Pueblo de navegantes y pescadores, los changos desarrollaron su cultura en la estrecha franja litoral entre el desierto de Atacama y el océano Pacífico, uno de los entornos más productivos del mar y más áridos de la tierra. Su innovación tecnológica más distintiva fue la balsa de cuero de lobo marino (dalca o balsa changona), una embarcación inflable que les permitía navegar en alta mar para pescar, cazar lobos marinos y comerciar a lo largo de cientos de kilómetros de costa.
Datos esenciales
Ubicación y territorio
El territorio chango se extiende a lo largo de la costa del norte de Chile, desde la desembocadura del río Loa (Región de Antofagasta) hasta la zona de Coquimbo, abarcando más de 1.000 kilómetros de litoral. Las comunidades changas actuales se concentran principalmente en caletas y localidades costeras de las regiones de Antofagasta, Atacama y Coquimbo.
Los asentamientos históricos más documentados incluyen Paposo, Taltal, Cobija, Mejillones, Chañaral de Aceitunas, Caldera y la Bahía de Tongoy. El sitio de Paposo —una quebrada con agua dulce que desciende de la cordillera de la Costa al mar— fue un centro de población chango especialmente importante, al ser uno de los pocos puntos de la costa del desierto con acceso permanente a agua dulce.
A diferencia de otros pueblos indígenas chilenos con territorios compactos, los changos se caracterizan por una distribución lineal a lo largo de la costa, vinculada a las rutas de navegación y a los puntos de acceso a agua dulce en un litoral extremadamente árido.
Historia
Época prehispánica
La ocupación humana de la costa del norte de Chile se remonta al menos 9.000 años, con evidencias de poblaciones pescadoras-recolectoras en sitios como Huentelauquén y la cultura Chinchorro (7000-1500 a.C.), célebre por sus momificaciones artificiales, las más antiguas del mundo. Si bien la relación directa entre los chinchorro y los changos históricos es debatida, existe una continuidad cultural en el modo de vida marítimo que se mantuvo durante milenios.

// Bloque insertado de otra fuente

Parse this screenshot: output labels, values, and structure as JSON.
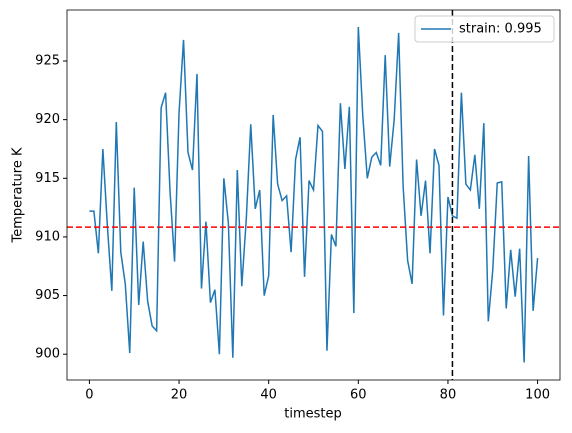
{
  "chart_data": {
    "type": "line",
    "x_label": "timestep",
    "y_label": "Temperature K",
    "x": [
      0,
      1,
      2,
      3,
      4,
      5,
      6,
      7,
      8,
      9,
      10,
      11,
      12,
      13,
      14,
      15,
      16,
      17,
      18,
      19,
      20,
      21,
      22,
      23,
      24,
      25,
      26,
      27,
      28,
      29,
      30,
      31,
      32,
      33,
      34,
      35,
      36,
      37,
      38,
      39,
      40,
      41,
      42,
      43,
      44,
      45,
      46,
      47,
      48,
      49,
      50,
      51,
      52,
      53,
      54,
      55,
      56,
      57,
      58,
      59,
      60,
      61,
      62,
      63,
      64,
      65,
      66,
      67,
      68,
      69,
      70,
      71,
      72,
      73,
      74,
      75,
      76,
      77,
      78,
      79,
      80,
      81,
      82,
      83,
      84,
      85,
      86,
      87,
      88,
      89,
      90,
      91,
      92,
      93,
      94,
      95,
      96,
      97,
      98,
      99,
      100
    ],
    "series": [
      {
        "name": "strain: 0.995",
        "color": "#1f77b4",
        "values": [
          912.2,
          912.2,
          908.6,
          917.5,
          911,
          905.4,
          919.8,
          908.7,
          906,
          900.1,
          914.2,
          904.2,
          909.6,
          904.5,
          902.4,
          902,
          921,
          922.3,
          913.8,
          907.9,
          920.6,
          926.8,
          917.2,
          915.7,
          923.9,
          905.6,
          911.3,
          904.4,
          905.5,
          900,
          915,
          911.2,
          899.7,
          915.7,
          905.8,
          911.5,
          919.6,
          912.4,
          914,
          905,
          906.7,
          920.4,
          914.5,
          913.1,
          913.5,
          908.7,
          916.6,
          918.5,
          906.6,
          914.8,
          914,
          919.5,
          919,
          900.3,
          910.2,
          909.2,
          921.4,
          915.8,
          921.1,
          903.5,
          927.9,
          920.3,
          915,
          916.8,
          917.2,
          916.1,
          925.5,
          916,
          920,
          927.4,
          914.3,
          908,
          906,
          916.6,
          911.8,
          914.8,
          908.6,
          917.5,
          916.1,
          903.3,
          913.4,
          911.8,
          911.6,
          922.3,
          914.5,
          914,
          917,
          912.4,
          919.7,
          902.8,
          907.2,
          914.6,
          914.7,
          903.9,
          908.9,
          904.9,
          909,
          899.3,
          916.9,
          903.7,
          908.2
        ]
      }
    ],
    "hline": {
      "value": 910.84,
      "color": "#ff0000"
    },
    "vline": {
      "value": 81,
      "color": "#000000"
    },
    "xlim": [
      -5,
      105
    ],
    "ylim": [
      897.8,
      929.35
    ],
    "xticks": [
      0,
      20,
      40,
      60,
      80,
      100
    ],
    "yticks": [
      900,
      905,
      910,
      915,
      920,
      925
    ],
    "legend": "upper right"
  }
}
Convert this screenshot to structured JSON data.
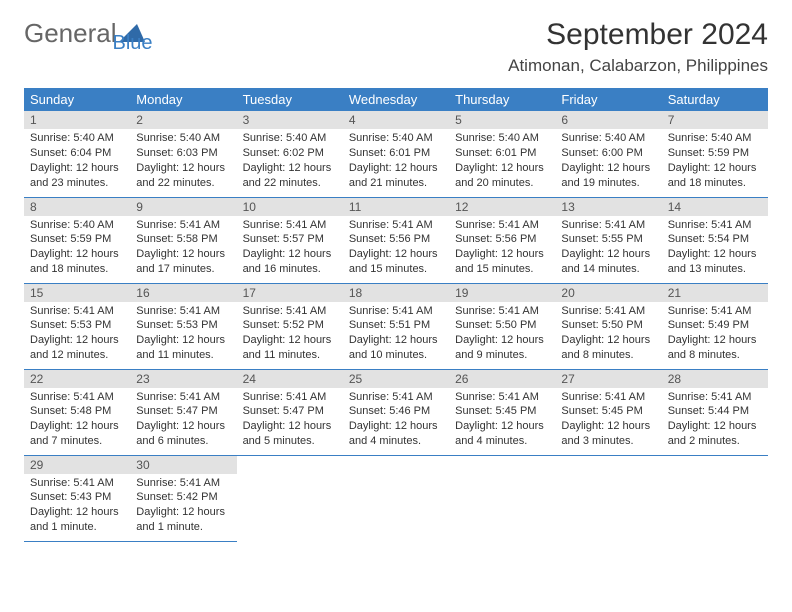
{
  "logo": {
    "text1": "General",
    "text2": "Blue",
    "shape_color": "#2f6aa8"
  },
  "title": "September 2024",
  "location": "Atimonan, Calabarzon, Philippines",
  "header_bg": "#3a7fc4",
  "daynum_bg": "#e2e2e2",
  "border_color": "#3a7fc4",
  "days_of_week": [
    "Sunday",
    "Monday",
    "Tuesday",
    "Wednesday",
    "Thursday",
    "Friday",
    "Saturday"
  ],
  "weeks": [
    [
      {
        "num": "1",
        "sunrise": "Sunrise: 5:40 AM",
        "sunset": "Sunset: 6:04 PM",
        "daylight1": "Daylight: 12 hours",
        "daylight2": "and 23 minutes."
      },
      {
        "num": "2",
        "sunrise": "Sunrise: 5:40 AM",
        "sunset": "Sunset: 6:03 PM",
        "daylight1": "Daylight: 12 hours",
        "daylight2": "and 22 minutes."
      },
      {
        "num": "3",
        "sunrise": "Sunrise: 5:40 AM",
        "sunset": "Sunset: 6:02 PM",
        "daylight1": "Daylight: 12 hours",
        "daylight2": "and 22 minutes."
      },
      {
        "num": "4",
        "sunrise": "Sunrise: 5:40 AM",
        "sunset": "Sunset: 6:01 PM",
        "daylight1": "Daylight: 12 hours",
        "daylight2": "and 21 minutes."
      },
      {
        "num": "5",
        "sunrise": "Sunrise: 5:40 AM",
        "sunset": "Sunset: 6:01 PM",
        "daylight1": "Daylight: 12 hours",
        "daylight2": "and 20 minutes."
      },
      {
        "num": "6",
        "sunrise": "Sunrise: 5:40 AM",
        "sunset": "Sunset: 6:00 PM",
        "daylight1": "Daylight: 12 hours",
        "daylight2": "and 19 minutes."
      },
      {
        "num": "7",
        "sunrise": "Sunrise: 5:40 AM",
        "sunset": "Sunset: 5:59 PM",
        "daylight1": "Daylight: 12 hours",
        "daylight2": "and 18 minutes."
      }
    ],
    [
      {
        "num": "8",
        "sunrise": "Sunrise: 5:40 AM",
        "sunset": "Sunset: 5:59 PM",
        "daylight1": "Daylight: 12 hours",
        "daylight2": "and 18 minutes."
      },
      {
        "num": "9",
        "sunrise": "Sunrise: 5:41 AM",
        "sunset": "Sunset: 5:58 PM",
        "daylight1": "Daylight: 12 hours",
        "daylight2": "and 17 minutes."
      },
      {
        "num": "10",
        "sunrise": "Sunrise: 5:41 AM",
        "sunset": "Sunset: 5:57 PM",
        "daylight1": "Daylight: 12 hours",
        "daylight2": "and 16 minutes."
      },
      {
        "num": "11",
        "sunrise": "Sunrise: 5:41 AM",
        "sunset": "Sunset: 5:56 PM",
        "daylight1": "Daylight: 12 hours",
        "daylight2": "and 15 minutes."
      },
      {
        "num": "12",
        "sunrise": "Sunrise: 5:41 AM",
        "sunset": "Sunset: 5:56 PM",
        "daylight1": "Daylight: 12 hours",
        "daylight2": "and 15 minutes."
      },
      {
        "num": "13",
        "sunrise": "Sunrise: 5:41 AM",
        "sunset": "Sunset: 5:55 PM",
        "daylight1": "Daylight: 12 hours",
        "daylight2": "and 14 minutes."
      },
      {
        "num": "14",
        "sunrise": "Sunrise: 5:41 AM",
        "sunset": "Sunset: 5:54 PM",
        "daylight1": "Daylight: 12 hours",
        "daylight2": "and 13 minutes."
      }
    ],
    [
      {
        "num": "15",
        "sunrise": "Sunrise: 5:41 AM",
        "sunset": "Sunset: 5:53 PM",
        "daylight1": "Daylight: 12 hours",
        "daylight2": "and 12 minutes."
      },
      {
        "num": "16",
        "sunrise": "Sunrise: 5:41 AM",
        "sunset": "Sunset: 5:53 PM",
        "daylight1": "Daylight: 12 hours",
        "daylight2": "and 11 minutes."
      },
      {
        "num": "17",
        "sunrise": "Sunrise: 5:41 AM",
        "sunset": "Sunset: 5:52 PM",
        "daylight1": "Daylight: 12 hours",
        "daylight2": "and 11 minutes."
      },
      {
        "num": "18",
        "sunrise": "Sunrise: 5:41 AM",
        "sunset": "Sunset: 5:51 PM",
        "daylight1": "Daylight: 12 hours",
        "daylight2": "and 10 minutes."
      },
      {
        "num": "19",
        "sunrise": "Sunrise: 5:41 AM",
        "sunset": "Sunset: 5:50 PM",
        "daylight1": "Daylight: 12 hours",
        "daylight2": "and 9 minutes."
      },
      {
        "num": "20",
        "sunrise": "Sunrise: 5:41 AM",
        "sunset": "Sunset: 5:50 PM",
        "daylight1": "Daylight: 12 hours",
        "daylight2": "and 8 minutes."
      },
      {
        "num": "21",
        "sunrise": "Sunrise: 5:41 AM",
        "sunset": "Sunset: 5:49 PM",
        "daylight1": "Daylight: 12 hours",
        "daylight2": "and 8 minutes."
      }
    ],
    [
      {
        "num": "22",
        "sunrise": "Sunrise: 5:41 AM",
        "sunset": "Sunset: 5:48 PM",
        "daylight1": "Daylight: 12 hours",
        "daylight2": "and 7 minutes."
      },
      {
        "num": "23",
        "sunrise": "Sunrise: 5:41 AM",
        "sunset": "Sunset: 5:47 PM",
        "daylight1": "Daylight: 12 hours",
        "daylight2": "and 6 minutes."
      },
      {
        "num": "24",
        "sunrise": "Sunrise: 5:41 AM",
        "sunset": "Sunset: 5:47 PM",
        "daylight1": "Daylight: 12 hours",
        "daylight2": "and 5 minutes."
      },
      {
        "num": "25",
        "sunrise": "Sunrise: 5:41 AM",
        "sunset": "Sunset: 5:46 PM",
        "daylight1": "Daylight: 12 hours",
        "daylight2": "and 4 minutes."
      },
      {
        "num": "26",
        "sunrise": "Sunrise: 5:41 AM",
        "sunset": "Sunset: 5:45 PM",
        "daylight1": "Daylight: 12 hours",
        "daylight2": "and 4 minutes."
      },
      {
        "num": "27",
        "sunrise": "Sunrise: 5:41 AM",
        "sunset": "Sunset: 5:45 PM",
        "daylight1": "Daylight: 12 hours",
        "daylight2": "and 3 minutes."
      },
      {
        "num": "28",
        "sunrise": "Sunrise: 5:41 AM",
        "sunset": "Sunset: 5:44 PM",
        "daylight1": "Daylight: 12 hours",
        "daylight2": "and 2 minutes."
      }
    ],
    [
      {
        "num": "29",
        "sunrise": "Sunrise: 5:41 AM",
        "sunset": "Sunset: 5:43 PM",
        "daylight1": "Daylight: 12 hours",
        "daylight2": "and 1 minute."
      },
      {
        "num": "30",
        "sunrise": "Sunrise: 5:41 AM",
        "sunset": "Sunset: 5:42 PM",
        "daylight1": "Daylight: 12 hours",
        "daylight2": "and 1 minute."
      },
      null,
      null,
      null,
      null,
      null
    ]
  ]
}
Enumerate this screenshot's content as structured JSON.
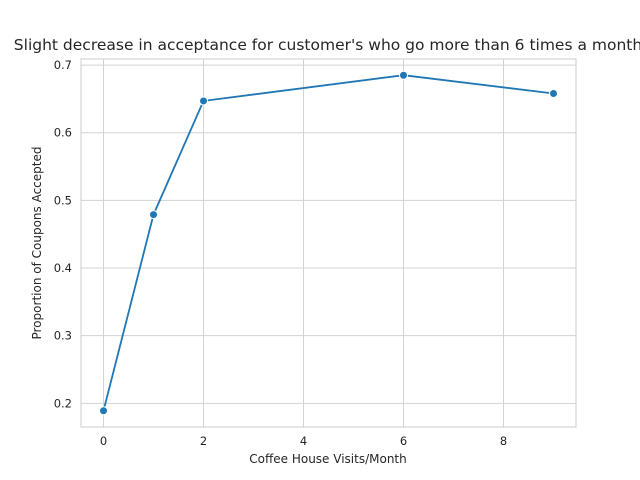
{
  "chart_data": {
    "type": "line",
    "title": "Slight decrease in acceptance for customer's who go more than 6 times a month",
    "xlabel": "Coffee House Visits/Month",
    "ylabel": "Proportion of Coupons Accepted",
    "x": [
      0,
      1,
      2,
      6,
      9
    ],
    "series": [
      {
        "values": [
          0.189,
          0.479,
          0.647,
          0.685,
          0.658
        ]
      }
    ],
    "xlim": [
      -0.45,
      9.45
    ],
    "ylim": [
      0.165,
      0.709
    ],
    "xticks": [
      0,
      2,
      4,
      6,
      8
    ],
    "yticks": [
      0.2,
      0.3,
      0.4,
      0.5,
      0.6,
      0.7
    ],
    "xtick_labels": [
      "0",
      "2",
      "4",
      "6",
      "8"
    ],
    "ytick_labels": [
      "0.2",
      "0.3",
      "0.4",
      "0.5",
      "0.6",
      "0.7"
    ],
    "grid": true,
    "legend": "none",
    "color": "#1f77b4"
  }
}
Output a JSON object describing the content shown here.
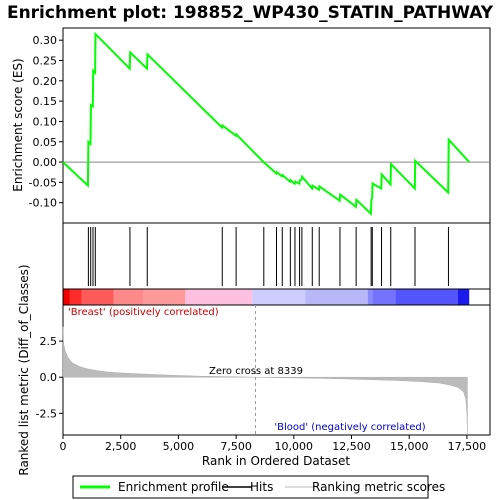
{
  "title": "Enrichment plot: 198852_WP430_STATIN_PATHWAY",
  "chart_data": {
    "type": "line",
    "title": "Enrichment plot: 198852_WP430_STATIN_PATHWAY",
    "xlabel": "Rank in Ordered Dataset",
    "top_ylabel": "Enrichment score (ES)",
    "bottom_ylabel": "Ranked list metric (Diff_of_Classes)",
    "xlim": [
      0,
      18500
    ],
    "es_ylim": [
      -0.15,
      0.33
    ],
    "metric_ylim": [
      -4.0,
      5.0
    ],
    "x_ticks": [
      "0",
      "2,500",
      "5,000",
      "7,500",
      "10,000",
      "12,500",
      "15,000",
      "17,500"
    ],
    "x_tick_values": [
      0,
      2500,
      5000,
      7500,
      10000,
      12500,
      15000,
      17500
    ],
    "es_ticks": [
      "0.30",
      "0.25",
      "0.20",
      "0.15",
      "0.10",
      "0.05",
      "0.00",
      "-0.05",
      "-0.10"
    ],
    "es_tick_values": [
      0.3,
      0.25,
      0.2,
      0.15,
      0.1,
      0.05,
      0.0,
      -0.05,
      -0.1
    ],
    "metric_ticks": [
      "2.5",
      "0.0",
      "-2.5"
    ],
    "metric_tick_values": [
      2.5,
      0.0,
      -2.5
    ],
    "es_color": "#00ff00",
    "hits": [
      1100,
      1200,
      1300,
      1400,
      2900,
      3650,
      6900,
      7500,
      8700,
      9250,
      9500,
      9850,
      10050,
      10250,
      10350,
      10800,
      11100,
      12000,
      12700,
      13350,
      13400,
      13800,
      14200,
      15250,
      16700
    ],
    "es_points": [
      [
        0,
        0.0
      ],
      [
        1080,
        -0.058
      ],
      [
        1100,
        0.05
      ],
      [
        1190,
        0.045
      ],
      [
        1210,
        0.14
      ],
      [
        1290,
        0.137
      ],
      [
        1310,
        0.225
      ],
      [
        1390,
        0.22
      ],
      [
        1410,
        0.315
      ],
      [
        2890,
        0.23
      ],
      [
        2910,
        0.27
      ],
      [
        3640,
        0.23
      ],
      [
        3660,
        0.265
      ],
      [
        6890,
        0.085
      ],
      [
        6910,
        0.09
      ],
      [
        7490,
        0.065
      ],
      [
        7510,
        0.068
      ],
      [
        8690,
        0.0
      ],
      [
        9240,
        -0.028
      ],
      [
        9260,
        -0.025
      ],
      [
        9490,
        -0.035
      ],
      [
        9510,
        -0.032
      ],
      [
        9840,
        -0.048
      ],
      [
        9860,
        -0.045
      ],
      [
        10040,
        -0.053
      ],
      [
        10060,
        -0.048
      ],
      [
        10240,
        -0.053
      ],
      [
        10260,
        -0.045
      ],
      [
        10340,
        -0.043
      ],
      [
        10360,
        -0.036
      ],
      [
        10790,
        -0.065
      ],
      [
        10810,
        -0.058
      ],
      [
        11090,
        -0.068
      ],
      [
        11110,
        -0.06
      ],
      [
        11990,
        -0.095
      ],
      [
        12010,
        -0.08
      ],
      [
        12690,
        -0.11
      ],
      [
        12710,
        -0.093
      ],
      [
        13340,
        -0.127
      ],
      [
        13360,
        -0.093
      ],
      [
        13390,
        -0.09
      ],
      [
        13410,
        -0.053
      ],
      [
        13790,
        -0.065
      ],
      [
        13810,
        -0.03
      ],
      [
        14190,
        -0.055
      ],
      [
        14210,
        -0.005
      ],
      [
        15240,
        -0.065
      ],
      [
        15260,
        0.003
      ],
      [
        16690,
        -0.075
      ],
      [
        16710,
        0.055
      ],
      [
        17600,
        0.0
      ]
    ],
    "zero_cross_label": "Zero cross at 8339",
    "zero_cross": 8339,
    "pos_label": "'Breast' (positively correlated)",
    "neg_label": "'Blood' (negatively correlated)",
    "metric_profile": [
      [
        0,
        3.5
      ],
      [
        30,
        2.3
      ],
      [
        100,
        1.8
      ],
      [
        200,
        1.4
      ],
      [
        400,
        1.0
      ],
      [
        700,
        0.75
      ],
      [
        1000,
        0.6
      ],
      [
        1500,
        0.45
      ],
      [
        2000,
        0.35
      ],
      [
        3000,
        0.25
      ],
      [
        4000,
        0.18
      ],
      [
        5000,
        0.12
      ],
      [
        6000,
        0.07
      ],
      [
        7000,
        0.04
      ],
      [
        8339,
        0.0
      ],
      [
        9500,
        -0.03
      ],
      [
        10500,
        -0.06
      ],
      [
        11500,
        -0.09
      ],
      [
        12500,
        -0.13
      ],
      [
        13500,
        -0.18
      ],
      [
        14500,
        -0.23
      ],
      [
        15500,
        -0.3
      ],
      [
        16300,
        -0.4
      ],
      [
        16800,
        -0.55
      ],
      [
        17100,
        -0.7
      ],
      [
        17350,
        -1.0
      ],
      [
        17450,
        -1.5
      ],
      [
        17500,
        -2.5
      ],
      [
        17520,
        -4.0
      ]
    ],
    "colorbar": [
      {
        "from": 0,
        "to": 300,
        "color": "#ee0000"
      },
      {
        "from": 300,
        "to": 800,
        "color": "#ff2a2a"
      },
      {
        "from": 800,
        "to": 2200,
        "color": "#ff5a5a"
      },
      {
        "from": 2200,
        "to": 3500,
        "color": "#ff8888"
      },
      {
        "from": 3500,
        "to": 5300,
        "color": "#ff9a9a"
      },
      {
        "from": 5300,
        "to": 8200,
        "color": "#ffbfe0"
      },
      {
        "from": 8200,
        "to": 10500,
        "color": "#ccccff"
      },
      {
        "from": 10500,
        "to": 13200,
        "color": "#b8b8f8"
      },
      {
        "from": 13200,
        "to": 13400,
        "color": "#8a8aff"
      },
      {
        "from": 13400,
        "to": 14400,
        "color": "#7373ff"
      },
      {
        "from": 14400,
        "to": 17100,
        "color": "#5555ff"
      },
      {
        "from": 17100,
        "to": 17600,
        "color": "#1a1aee"
      }
    ],
    "legend": [
      {
        "label": "Enrichment profile",
        "color": "#00ff00"
      },
      {
        "label": "Hits",
        "color": "#000000"
      },
      {
        "label": "Ranking metric scores",
        "color": "#bbbbbb"
      }
    ]
  }
}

Los changos del período prehispánico tardío desarrollaron la balsa de cuero de lobo marino: dos odres de piel de lobo inflados y cosidos, unidos por una armazón de madera, que permitían navegar hasta 10-15 kilómetros mar adentro. Esta tecnología, documentada desde al menos el siglo XVI, les daba acceso a peces pelágicos, lobos marinos, cetáceos varados y guano de las islas costeras.
Los changos mantenían relaciones de intercambio con los atacameños del interior: pescado seco, conchas, algas y guano de la costa a cambio de maíz, quínoa y productos del oasis. Las rutas caravaneras que conectaban la costa con San Pedro de Atacama atravesaban la cordillera de la Costa por quebradas como Paposo y Taltal.
Período colonial y republicano
Los primeros españoles que documentaron a los changos fueron los cronistas del siglo XVI, quienes describieron con asombro sus balsas de cuero inflado y su vida basada exclusivamente en el mar. El término «chango» aparece en documentos coloniales desde al menos 1659, aunque su origen es incierto — podría derivar del quechua o ser un exónimo local.
Durante el período colonial, los changos fueron considerados población marginal por las autoridades, que los describían como «indios de la costa» dedicados a la pesca. La explotación guanera del siglo XIX y el desarrollo de la minería del salitre atrajeron población foránea a la costa, desplazando a los changos de sus caletas tradicionales. Muchos se integraron como trabajadores portuarios y pescadores en las nuevas ciudades mineras de Antofagasta, Taltal y Chañaral.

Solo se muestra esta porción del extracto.